In the context of ACT public high schools I think most students live within easy walking or cycling distance and I think that would also apply to most primary students. Yes parents need to make sure their kids are taught about the dangers of the road, but it seems to me that some parents today are scared to let their kids be independent and learn and grow. It sometimes makes me wonder what sort of adults we’re going to have in the future.

carnardly 11:15 pm 24 Oct 16

but there are also plenty of schools in canberra though that local kids can get to without using roads, bar the crossing at school.

i see a couple of kids riding from the garran/hughes area to curtin primary pretty regularly (the badge on the PE uniform is a dead giveaway). they are probably 5th or 6th grade, in a bunch of 3 they can help each other and they have fun and they don’t cross ANY roads. sometimes i see them over near garran primary and other times near the woden drain or going up the greenways to curtin. if one of them did get a flat, other commuters would generally stop and ask them if they need a hand. there is a support network out there and i’ve fixed more than a dozen kids bikes in my time.

i’m not a child abducter, or a stalker, and having a ‘friendly face’ out there might just save you kid’s bacon out there. next time i see them and say hi, how’s it going. stranger danger is one thing. that everyone out there is a paedophile is just wrong. you need to teach kids they can approach strangers for help when they need it. it doesn’t mean getting in a car with them, but asking for help with their bike, or to use a phone to ring mum.

there are 2 girls that live somewhere in kambah that ride to melrose high. dad started off with them when they started and now they’re capable confident, safe and skilled riders. plus they told me they get the ‘bus ticket’ money as pocket money if they ride. so essentially it’s their choice. i am faster than them but often just slow and have a chat as we cruise along. they say hi. we talk, we separate, we say bye. there are also plenty of other people like me out there that keep a genuine eye on the kids.

kids need to be taught how to be safe. non riders don’t always know what safe riding actually means.

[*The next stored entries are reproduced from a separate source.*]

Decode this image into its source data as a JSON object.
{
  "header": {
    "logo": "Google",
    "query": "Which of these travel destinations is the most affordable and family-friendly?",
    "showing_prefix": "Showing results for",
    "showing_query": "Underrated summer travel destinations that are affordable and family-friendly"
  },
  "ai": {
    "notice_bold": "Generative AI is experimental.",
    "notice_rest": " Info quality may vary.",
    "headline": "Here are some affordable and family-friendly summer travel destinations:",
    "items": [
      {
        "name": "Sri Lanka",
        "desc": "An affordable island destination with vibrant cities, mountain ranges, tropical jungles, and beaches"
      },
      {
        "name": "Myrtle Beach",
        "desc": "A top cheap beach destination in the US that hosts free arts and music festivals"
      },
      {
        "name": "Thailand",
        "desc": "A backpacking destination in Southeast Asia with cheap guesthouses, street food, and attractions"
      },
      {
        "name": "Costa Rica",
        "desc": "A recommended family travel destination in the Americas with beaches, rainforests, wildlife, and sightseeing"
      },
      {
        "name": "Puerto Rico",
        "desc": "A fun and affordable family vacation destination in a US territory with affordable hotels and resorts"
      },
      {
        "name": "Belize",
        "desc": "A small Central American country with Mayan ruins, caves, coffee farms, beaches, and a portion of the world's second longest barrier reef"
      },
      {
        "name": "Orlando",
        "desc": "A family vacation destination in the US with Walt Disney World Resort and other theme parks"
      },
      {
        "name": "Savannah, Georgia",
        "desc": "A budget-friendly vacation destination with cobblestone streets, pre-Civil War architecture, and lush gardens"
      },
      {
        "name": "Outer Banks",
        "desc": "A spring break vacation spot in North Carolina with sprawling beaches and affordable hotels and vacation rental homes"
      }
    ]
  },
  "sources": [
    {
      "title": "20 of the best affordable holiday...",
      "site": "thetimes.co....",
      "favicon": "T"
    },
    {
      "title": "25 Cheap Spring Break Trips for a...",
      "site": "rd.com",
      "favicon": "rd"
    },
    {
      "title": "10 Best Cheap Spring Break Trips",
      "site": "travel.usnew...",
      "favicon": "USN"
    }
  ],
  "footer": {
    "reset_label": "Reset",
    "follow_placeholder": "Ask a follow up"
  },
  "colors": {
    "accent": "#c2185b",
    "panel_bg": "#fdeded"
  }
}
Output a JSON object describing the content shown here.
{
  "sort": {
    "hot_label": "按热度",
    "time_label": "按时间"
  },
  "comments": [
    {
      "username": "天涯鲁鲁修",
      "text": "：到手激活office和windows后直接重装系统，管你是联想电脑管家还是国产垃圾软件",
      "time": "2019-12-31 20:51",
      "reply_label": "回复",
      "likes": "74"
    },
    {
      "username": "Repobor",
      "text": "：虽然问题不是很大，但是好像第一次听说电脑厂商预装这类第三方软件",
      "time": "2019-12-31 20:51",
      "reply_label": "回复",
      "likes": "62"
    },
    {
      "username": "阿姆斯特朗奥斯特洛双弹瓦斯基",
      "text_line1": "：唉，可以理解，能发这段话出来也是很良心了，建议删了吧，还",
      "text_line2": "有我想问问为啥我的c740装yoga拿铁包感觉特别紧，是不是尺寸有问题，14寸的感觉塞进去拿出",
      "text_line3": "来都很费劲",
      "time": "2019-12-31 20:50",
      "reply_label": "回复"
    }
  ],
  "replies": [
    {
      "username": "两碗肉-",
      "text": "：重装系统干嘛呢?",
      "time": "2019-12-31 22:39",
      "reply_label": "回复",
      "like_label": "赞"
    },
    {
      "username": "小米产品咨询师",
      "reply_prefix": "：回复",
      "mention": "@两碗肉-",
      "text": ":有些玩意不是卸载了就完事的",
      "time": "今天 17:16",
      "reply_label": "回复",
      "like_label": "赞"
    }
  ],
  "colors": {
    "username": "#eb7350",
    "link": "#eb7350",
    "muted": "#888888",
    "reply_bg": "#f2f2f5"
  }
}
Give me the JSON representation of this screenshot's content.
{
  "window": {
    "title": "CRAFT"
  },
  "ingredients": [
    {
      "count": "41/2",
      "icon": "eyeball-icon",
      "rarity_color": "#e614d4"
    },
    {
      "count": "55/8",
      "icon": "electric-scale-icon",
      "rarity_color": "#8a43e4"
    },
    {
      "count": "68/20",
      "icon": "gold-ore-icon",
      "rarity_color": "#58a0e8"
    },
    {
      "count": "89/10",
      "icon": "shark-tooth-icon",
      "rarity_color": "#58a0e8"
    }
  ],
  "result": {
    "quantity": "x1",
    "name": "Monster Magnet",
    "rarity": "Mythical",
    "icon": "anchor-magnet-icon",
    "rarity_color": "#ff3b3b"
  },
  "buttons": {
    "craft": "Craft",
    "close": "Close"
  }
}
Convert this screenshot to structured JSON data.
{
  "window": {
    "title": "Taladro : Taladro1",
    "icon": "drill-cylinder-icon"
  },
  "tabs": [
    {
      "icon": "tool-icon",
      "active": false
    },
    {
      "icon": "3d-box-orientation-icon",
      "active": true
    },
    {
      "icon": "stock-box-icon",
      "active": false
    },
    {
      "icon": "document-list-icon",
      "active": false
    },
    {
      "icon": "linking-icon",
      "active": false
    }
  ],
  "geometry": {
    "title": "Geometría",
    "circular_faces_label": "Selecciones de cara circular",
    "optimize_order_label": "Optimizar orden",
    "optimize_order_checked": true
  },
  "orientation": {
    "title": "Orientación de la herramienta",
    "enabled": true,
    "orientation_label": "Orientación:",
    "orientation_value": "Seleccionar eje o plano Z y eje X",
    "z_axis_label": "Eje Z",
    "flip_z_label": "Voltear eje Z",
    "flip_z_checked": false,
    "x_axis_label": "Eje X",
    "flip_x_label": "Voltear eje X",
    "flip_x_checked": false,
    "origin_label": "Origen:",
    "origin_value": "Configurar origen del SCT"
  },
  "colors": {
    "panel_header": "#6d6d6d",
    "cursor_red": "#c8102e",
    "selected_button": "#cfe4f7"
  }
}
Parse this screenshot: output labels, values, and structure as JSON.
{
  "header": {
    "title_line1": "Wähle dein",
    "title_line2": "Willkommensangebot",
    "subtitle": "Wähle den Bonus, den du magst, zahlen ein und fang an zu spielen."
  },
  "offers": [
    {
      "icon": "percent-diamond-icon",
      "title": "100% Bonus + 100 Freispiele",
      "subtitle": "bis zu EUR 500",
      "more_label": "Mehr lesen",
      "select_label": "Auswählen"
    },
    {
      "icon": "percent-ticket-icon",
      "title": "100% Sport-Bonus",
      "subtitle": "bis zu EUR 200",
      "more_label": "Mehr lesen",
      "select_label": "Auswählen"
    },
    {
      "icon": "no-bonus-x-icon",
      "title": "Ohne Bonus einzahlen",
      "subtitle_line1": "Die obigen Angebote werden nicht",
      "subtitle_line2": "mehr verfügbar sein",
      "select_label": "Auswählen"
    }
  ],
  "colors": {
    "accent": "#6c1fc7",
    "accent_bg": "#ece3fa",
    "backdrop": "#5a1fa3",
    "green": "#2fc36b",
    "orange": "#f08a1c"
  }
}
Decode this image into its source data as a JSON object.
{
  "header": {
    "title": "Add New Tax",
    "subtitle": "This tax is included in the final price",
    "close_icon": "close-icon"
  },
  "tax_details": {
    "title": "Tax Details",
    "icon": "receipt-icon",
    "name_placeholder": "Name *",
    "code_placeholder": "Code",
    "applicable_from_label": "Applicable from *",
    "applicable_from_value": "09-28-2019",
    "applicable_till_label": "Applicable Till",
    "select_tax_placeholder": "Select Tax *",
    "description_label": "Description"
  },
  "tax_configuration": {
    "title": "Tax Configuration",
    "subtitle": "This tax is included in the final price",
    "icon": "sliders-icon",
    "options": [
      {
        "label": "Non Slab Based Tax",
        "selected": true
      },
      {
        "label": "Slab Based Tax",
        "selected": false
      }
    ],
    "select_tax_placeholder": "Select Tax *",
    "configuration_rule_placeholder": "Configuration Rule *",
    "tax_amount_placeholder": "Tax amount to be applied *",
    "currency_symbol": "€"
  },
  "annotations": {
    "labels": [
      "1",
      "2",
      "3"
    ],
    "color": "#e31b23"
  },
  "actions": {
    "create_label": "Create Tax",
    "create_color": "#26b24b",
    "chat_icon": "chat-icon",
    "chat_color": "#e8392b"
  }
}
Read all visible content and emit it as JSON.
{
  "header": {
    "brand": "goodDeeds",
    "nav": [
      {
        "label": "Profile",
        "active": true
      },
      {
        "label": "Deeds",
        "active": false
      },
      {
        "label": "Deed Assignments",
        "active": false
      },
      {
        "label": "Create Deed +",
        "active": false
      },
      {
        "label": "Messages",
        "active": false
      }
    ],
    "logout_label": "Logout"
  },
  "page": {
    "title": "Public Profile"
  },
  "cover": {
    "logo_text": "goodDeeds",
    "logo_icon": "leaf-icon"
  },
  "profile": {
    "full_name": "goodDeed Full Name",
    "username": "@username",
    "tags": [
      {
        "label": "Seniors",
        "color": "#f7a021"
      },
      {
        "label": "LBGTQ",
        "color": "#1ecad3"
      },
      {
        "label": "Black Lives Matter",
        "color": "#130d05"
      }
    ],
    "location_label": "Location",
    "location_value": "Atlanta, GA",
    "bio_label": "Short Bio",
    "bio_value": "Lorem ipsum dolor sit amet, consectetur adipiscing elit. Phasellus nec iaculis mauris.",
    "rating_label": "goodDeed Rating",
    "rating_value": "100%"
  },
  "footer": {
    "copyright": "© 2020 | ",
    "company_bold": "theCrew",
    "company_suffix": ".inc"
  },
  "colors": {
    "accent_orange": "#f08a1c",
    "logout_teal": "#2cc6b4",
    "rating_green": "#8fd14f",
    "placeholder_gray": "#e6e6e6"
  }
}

Masquara 8:50 pm 24 Oct 16

OBob said :

Riding is great for kids and they should be encouraged. BUT, children less than 12 are not mentally equipped to handle road traffic. In front of the house on a dead-end street, sure. Our two boys did this when less than 12 and both ran into parked cars. Bang! Nothing serious, thankfully, but it could have been. As a generalisation, kids over 12 can manage light traffic. Practice makes perfect, so training is needed.
By the way, I am a graduate traffic engineer and was the director of the Road User Research section at the Office of Road Safety. I am not guessing about children’s cognitive skills.

I agree. I watched a primary school child in a pink helmet cycling alone in Barton the other day – aged 9 or 10. Pelting along National Circuit with total confidence and incredible speed, crossed Canberra Avenue at the lights, then continued at speed on the footpath. She was going so fast that I lost sight of her as I bumbled along National Circuit myself in my car. All well and good, but the child was NOT looking out for unexpected circumstances – she did not once look left or right, just trusted the lights and the pedestrian crossing. Very dangerous for her parents not to be aware of those cognitive limitations I would think.